I can name other microcontroller makers. Some of them aren't friendly and I've been on other forums where you don't get anywhere. Others make it a business so if they give away tutorials for free then they can't sell their classes to schools so even though they have introductory kits so be prepared for some reading. There is also a cost factor whereas it costs money to pay engineers so if you have a kid who is trying to build something, these companies aren't going to talk to you. Cash is king in this market and unless your supplier either has a datasheet or tutorials, you will have to know enough to learn it on your own. I've seen other learning packages come out but it seems that some of these companies have to charge a lot of money to keep talented people.
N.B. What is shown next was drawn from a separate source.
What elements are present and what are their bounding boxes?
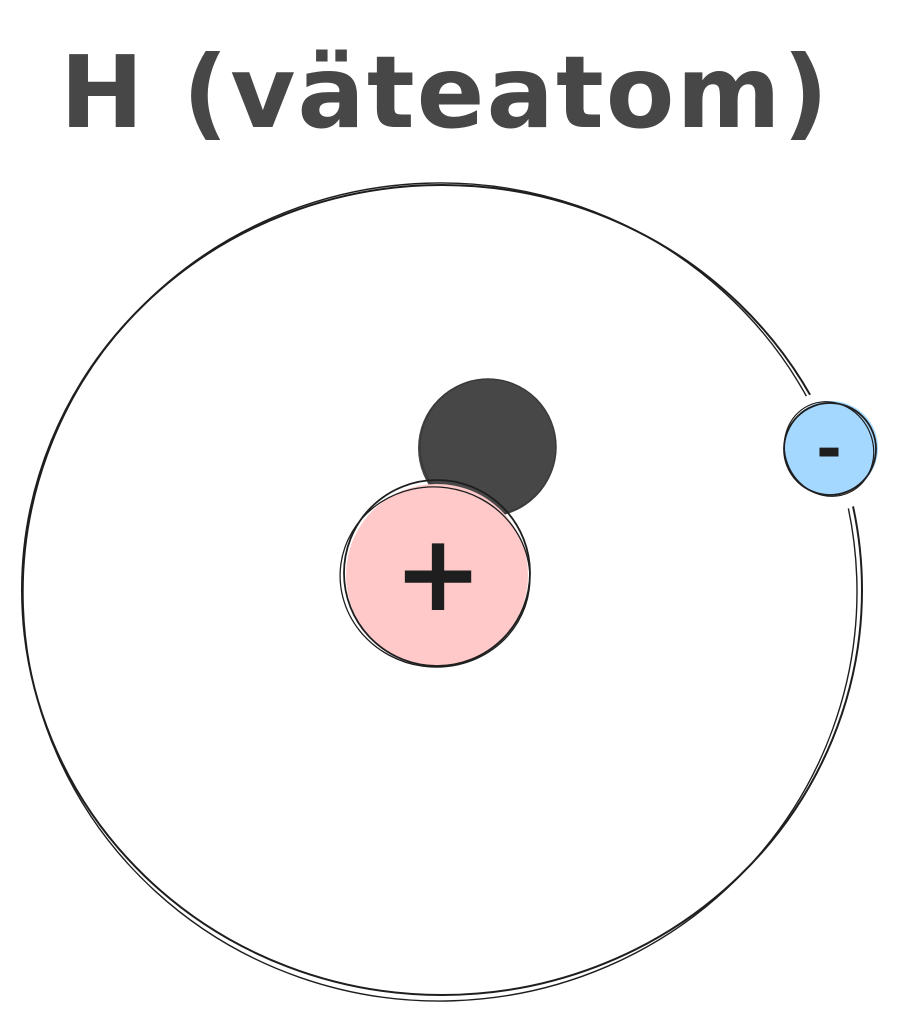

A microcontroller is only as good as what it helps you do. If you can't learn another system then it won't do anything for you and it could be the best microcontroller around. If you can't use it then it doesn't mean anything. There are technicians who will take instructions out of sequential order (the way we learn) and put them in alphabetical order because they don't want to make it easy to learn or else they can't sell support. Why should you have to pay several times for the same product? It isn't that way with Arduino. The Arduino is easier to learn and that is why there are tutorials.

I think for these reasons Arduino is made for the masses and not for the classes.

So this is high praise from me and I'll probably be making some enemies once some of these workers from other microcontroller companies read this.